Comment repenser la démocratie ?

Débat entre Marcel Gauchet et Pierre Manent

Magazine littéraire, n°472, février 2008

Le triomphe de la démocratie dans le monde s'accompagne aujourd'hui de critiques presque aussi vives que celles formulées par Platon dans La République. Sans remettre en cause la légitimité du régime démocratique, nombreux sont les auteurs à pointer les failles inhérentes aux démocraties modernes. La démocratie moderne est-elle en crise ? La question peut surprendre.

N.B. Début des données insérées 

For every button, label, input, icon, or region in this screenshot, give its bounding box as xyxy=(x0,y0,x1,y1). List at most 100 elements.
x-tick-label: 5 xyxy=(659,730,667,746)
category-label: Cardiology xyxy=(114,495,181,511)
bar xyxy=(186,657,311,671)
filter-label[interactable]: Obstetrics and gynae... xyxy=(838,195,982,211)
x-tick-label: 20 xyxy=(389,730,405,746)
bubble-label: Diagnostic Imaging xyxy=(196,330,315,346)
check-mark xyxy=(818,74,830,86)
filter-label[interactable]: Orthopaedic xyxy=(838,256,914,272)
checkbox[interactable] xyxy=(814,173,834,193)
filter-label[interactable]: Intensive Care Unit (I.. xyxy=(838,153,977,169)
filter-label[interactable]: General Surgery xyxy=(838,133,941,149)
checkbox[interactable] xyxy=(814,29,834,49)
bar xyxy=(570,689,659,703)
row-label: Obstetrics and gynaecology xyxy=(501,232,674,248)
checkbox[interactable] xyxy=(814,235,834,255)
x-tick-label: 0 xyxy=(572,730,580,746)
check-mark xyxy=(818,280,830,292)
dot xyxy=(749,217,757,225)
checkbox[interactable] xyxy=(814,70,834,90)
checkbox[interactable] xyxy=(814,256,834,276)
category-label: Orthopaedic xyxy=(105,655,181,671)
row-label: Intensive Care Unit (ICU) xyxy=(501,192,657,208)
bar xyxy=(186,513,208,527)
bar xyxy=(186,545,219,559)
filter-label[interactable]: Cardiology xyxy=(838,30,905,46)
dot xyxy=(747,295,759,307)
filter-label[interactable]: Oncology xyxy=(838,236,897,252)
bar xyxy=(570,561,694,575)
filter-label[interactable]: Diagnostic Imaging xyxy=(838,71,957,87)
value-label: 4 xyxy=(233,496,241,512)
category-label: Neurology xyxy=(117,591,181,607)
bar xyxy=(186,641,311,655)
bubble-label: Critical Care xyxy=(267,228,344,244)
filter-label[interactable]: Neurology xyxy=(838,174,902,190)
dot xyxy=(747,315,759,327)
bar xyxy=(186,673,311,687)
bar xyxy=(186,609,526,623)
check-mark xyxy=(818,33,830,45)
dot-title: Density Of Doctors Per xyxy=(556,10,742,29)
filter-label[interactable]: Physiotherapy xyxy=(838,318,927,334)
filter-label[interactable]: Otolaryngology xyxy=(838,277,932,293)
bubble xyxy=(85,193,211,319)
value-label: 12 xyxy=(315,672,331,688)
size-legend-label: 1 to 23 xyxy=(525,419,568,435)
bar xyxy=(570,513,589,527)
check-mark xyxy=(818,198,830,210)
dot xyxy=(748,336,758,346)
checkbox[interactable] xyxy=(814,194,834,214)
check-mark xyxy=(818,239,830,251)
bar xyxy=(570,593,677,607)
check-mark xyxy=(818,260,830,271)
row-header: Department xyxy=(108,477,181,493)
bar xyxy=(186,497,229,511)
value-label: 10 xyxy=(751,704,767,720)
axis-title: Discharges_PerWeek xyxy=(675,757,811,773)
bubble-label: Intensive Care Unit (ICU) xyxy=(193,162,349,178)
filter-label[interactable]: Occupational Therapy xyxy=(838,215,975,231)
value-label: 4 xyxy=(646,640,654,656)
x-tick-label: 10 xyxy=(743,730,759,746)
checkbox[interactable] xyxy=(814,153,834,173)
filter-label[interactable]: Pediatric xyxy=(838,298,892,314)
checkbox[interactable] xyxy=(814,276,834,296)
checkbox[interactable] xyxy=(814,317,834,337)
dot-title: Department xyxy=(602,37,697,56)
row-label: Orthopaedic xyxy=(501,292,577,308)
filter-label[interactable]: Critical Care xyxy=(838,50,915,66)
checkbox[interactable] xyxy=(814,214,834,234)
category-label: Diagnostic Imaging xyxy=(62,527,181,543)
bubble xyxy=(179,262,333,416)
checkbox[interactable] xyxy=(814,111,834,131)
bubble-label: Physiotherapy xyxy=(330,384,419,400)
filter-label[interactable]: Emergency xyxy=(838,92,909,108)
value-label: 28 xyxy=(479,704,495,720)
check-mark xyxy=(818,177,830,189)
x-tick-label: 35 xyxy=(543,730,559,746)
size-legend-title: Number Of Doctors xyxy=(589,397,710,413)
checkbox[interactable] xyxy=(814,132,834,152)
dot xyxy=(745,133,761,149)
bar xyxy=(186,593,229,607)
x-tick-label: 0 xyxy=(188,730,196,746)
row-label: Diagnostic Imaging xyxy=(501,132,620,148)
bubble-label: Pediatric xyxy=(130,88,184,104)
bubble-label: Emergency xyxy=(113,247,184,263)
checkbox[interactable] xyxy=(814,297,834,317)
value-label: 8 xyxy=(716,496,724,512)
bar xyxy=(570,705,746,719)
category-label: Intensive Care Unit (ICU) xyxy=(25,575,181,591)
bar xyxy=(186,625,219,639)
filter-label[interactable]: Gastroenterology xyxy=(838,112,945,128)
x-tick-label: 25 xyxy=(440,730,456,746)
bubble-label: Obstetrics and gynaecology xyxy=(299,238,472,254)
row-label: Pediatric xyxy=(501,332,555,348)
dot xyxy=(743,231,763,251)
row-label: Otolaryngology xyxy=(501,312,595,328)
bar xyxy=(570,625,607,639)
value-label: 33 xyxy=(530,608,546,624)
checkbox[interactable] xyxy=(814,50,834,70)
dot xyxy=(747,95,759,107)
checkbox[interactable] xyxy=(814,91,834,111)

Pourtant, Marcel Gauchet et Pierre Manent partagent, en partie, un diagnostic sévère sur le fonctionnement même de ce régime.

Le Magazine littéraire. Un même constat inspire vos deux démarches: celui du paradoxe que connaît aujourd'hui la démocratie, une démocratie qui triomphe faute d'adversaires mais qui n'a ,jamais paru autant fragile du point de vue de ses bases mêmes. Comment lisez-vous la situation actuelle?

Marcel Gauchet. Votre question comporte déjà une affirmation qui ne va nullement de soi pour beaucoup de nos contemporains: l'idée qu'il y a une crise de la démocratie. Après tout, la démocratie a gagné. Elle l'a emporté source qui restait des totalitarismes ou dans le cas de la Chine a su les attirer dans son orbite. Ses principes sont désormais à l'abri de la contestation. On peut se demander néanmoins si cette avancée n'a pas eu pour effet de déstabiliser un certain nombre des conditions minimales de fonctionnement de nos sociétés politiques. C'est sur ce terrain que nous nous rejoignons, dans l'affirmation que derrière ces apparences victorieuses, se dissimule un mal profond qui touche, au-delà du fonctionnement des régimes au sens strict, la définition même de ce qu'on attend d'une démocratie. L'étrangeté de la configuration actuelle est que la démocratie souffre de la consécration même des principes qui la fondent. Le triomphe des libertés individuelles auquel nous assistons vide de sens l'idée d'une communauté de décision. En frappant les gouvernements d'une illégitimité diffuse, elle interdit la représentation d'un destin collectif et d'un pouvoir exercé en commun. S'il n'y a que des individus, alors la seule communauté légitime est la communauté universelle, et les communautés historiques, les nations, se trouvent disqualifiées en tant qu'espaces politiques pertinents. En même temps qu'elle est inapparente, la crise est très profonde, car elle engage les conditions mêmes qui rendent une vie politique possible.

Pierre Manent. Je partage très largement ce constat même si je nuancerais l'emploi du terme de « crise ». Car il suffit de parcourir les ouvrages des observateurs de la vie politique depuis deux ou trois siècles pour y trouver de multiples diagnostics de crise.